C’est un peu bête de citer car ce n’est pas si comique en extrait, évidemment, l’effet zygomatique n’arrive qu’à force d’accumulation – un principe qui régit l’ensemble du livre. Au début il y a un meurtre, puis deux, puis trois, dans la ville de Money dans le Mississippi. À la fin, il y en a des dizaines un peu partout en Amérique, aussi irrépressibles que des pop-ups sur l’écran d’un site porno. Et tous procèdent selon la même mise en scène.

Money, c’est là qu’Emmett Till, un Afro-Américain de 14 ans, fut lynché à mort en 1955 suite aux accusations d’une certaine Carolyn Bryant, qui devient « Mamie C » dans Châtiment : la·e lecteur·ice sait donc dès le deuxième paragraphe (« C’était la maison de Wheat Bryant… ») dans quel cadre historique on se trouve. Les deux premiers assassinés sont des Blancs de la famille Bryant, qu’on retrouve énucléés, égorgés par du fil de fer barbelé et châtrés, leurs testicules se trouvant cependant non loin : dans la main d’un cadavre noir défiguré. Lequel disparaît puis réapparaît au second meurtre (ensuite, les autorités prennent leur précautions pour le serrer au frais). Pour la troisième scène de crime, un second cadavre afro-américain se présente. Emmett Till, si on l’ignore, fut retrouvé le visage mutilé, avec du barbelé autour du cou et émasculé.

Percival Everett s’amuse à décrire tous les Blancs du Sud des États-Unis comme des mécréants abrutis, faisant peu de cas de la mort de leurs proches et croyant par exemple que l’Obamacare est un régime amaigrissant. Comme il était difficile de tuer, même en fiction, la vraie famille de Carolyn Bryant (en partie déjà décédée), Everett lui invente un neveu et un fils qu’elle n’a pas eus et les soumet à sa vindicte littéraire. La femme du fils le trompe avec un cibiste tout aussi demeuré que le reste de la région, mais conscient de l’être : « J’suis allé à un de ces meetings de Trump et j’ai fichu la trouille à deux trois de ces diffuseurs de fake news » lui déclare-t-il par exemple. « Youhou ! Ah, qu’est-ce que je me suis marré. Tu sais, ce type, il est comme nous au fond. (…) J’veux dire il a pas plus d’cervelle qu’un porc-épic, mais il sait r’mettre en place les intellos. » Comme quoi ces gens-là sont finalement plus méchants que cons, et la peur des « nègres » les obsède en particulier. Certain·es lecteur·ices se sont ému·es des 85 occurrences du « n word » en toutes lettres dans le roman et de la violence des propos des personnages, se demandant si Everett avait voulu situer sa fiction dans les années 1950.

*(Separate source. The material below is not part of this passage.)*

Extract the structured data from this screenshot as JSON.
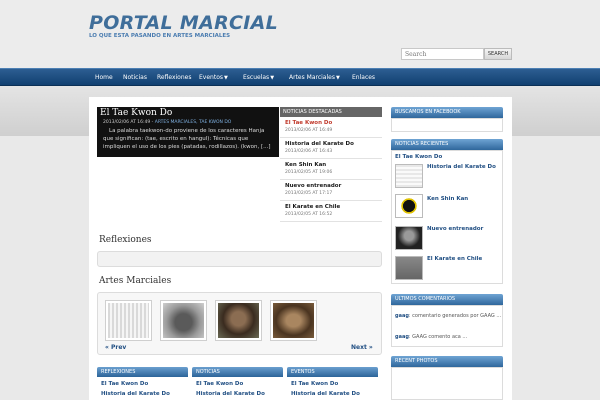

Réponse : il se trouve que « Mamie C » était encore en vie quand Châtiment est paru en 2021. L’année suivante sortait un mémoire qu’elle avait dicté en 2009 à sa bru : elle y réitère ses accusations contre l’adolescent qui lui aurait fait des avances alors qu’elle tenait seule l’épicerie familiale à Money. Elle raconte (mais elle est bien la seule) avoir tenté d’empêcher le lynchage en déclarant à son mari et son beau-frère qu’Emmett n’était « pas la bonne personne » et qu’il fallait le ramener chez lui. Ils le torturèrent puis l’assassinèrent nonobstant.
Elle écrit : « I always felt as a victim as well as Emmett » (« J’ai toujours eu le sentiment d’être une victime, au même titre qu’Emmett. »). Cette pauvre victime a encore aujourd’hui ses partisans, arguant que le gamin Till n’avait pas « rien fait » même si, bien sûr, cela ne « méritait pas la mort ». Contrairement au racisme atavique, Carolyn Bryant est finalement décédée en 2023. Et la satire d’Everett, on le voit, pas vraiment anachronique.

Percival Everett n’est pas le premier à écrire à partir de la figure d’Emmett Till, dont le martyr fut un déclencheur du mouvement des droits civiques : Wikipédia nous rappelle qu’Aimé Césaire le chante dès 1956 dans son poème « … sur l’état de l’Union » (recueilli dans Ferrements, 1960). Une description de l’Amérique cagote et débile assez proche de celle d’Everett : « cinq siècles de tortionnaires de brûleurs de sorcières,/ cinq siècles de mauvais gin de gros cigares/ de grasses bedaines remplies de bibles rancies/ cinq siècles bouche amère de péchés de rombières,/ ils avaient cinq siècles EMMET TILL,/ cinq siècles est l’âge sans âge du pieu de Caïn. » On pourrait citer encore, à des degrés d’engagement divers : Faulkner, Bob Dylan, Toni Morrison (Dreaming Emmett, 1986) ou un poème d’Audre Lorde, « Afterimages » en 1981 (« Son corps brisé est l’image rémanente de mes 21 ans »), mais aussi des chansons ou un film de Chinonye Chukwu l’an dernier. Tout récemment, rayon non-fiction, est parue l’Affaire Emmett Till (10/18) du journaliste Jean-Marie Pottier.
« Apparemment les Blancs ont la bonne idée de rester morts quand ils meurent. » Ce qui n’est certes pas le cas d’Emmett Till et de l’injustice qui lui fut faite. Châtiment est hanté par son spectre accusateur. Everett a plongé son roman dans une ambiance bouseuse façon Tarantino ou Frères Coen, où seul·es les enquêteur·ices noir·es (le duo classique Ed et Jim du MBI – Mississippi Bureau of Investigation –, chapeautés par l’agente spéciale Hind du FBI) ont un grain de bon sens.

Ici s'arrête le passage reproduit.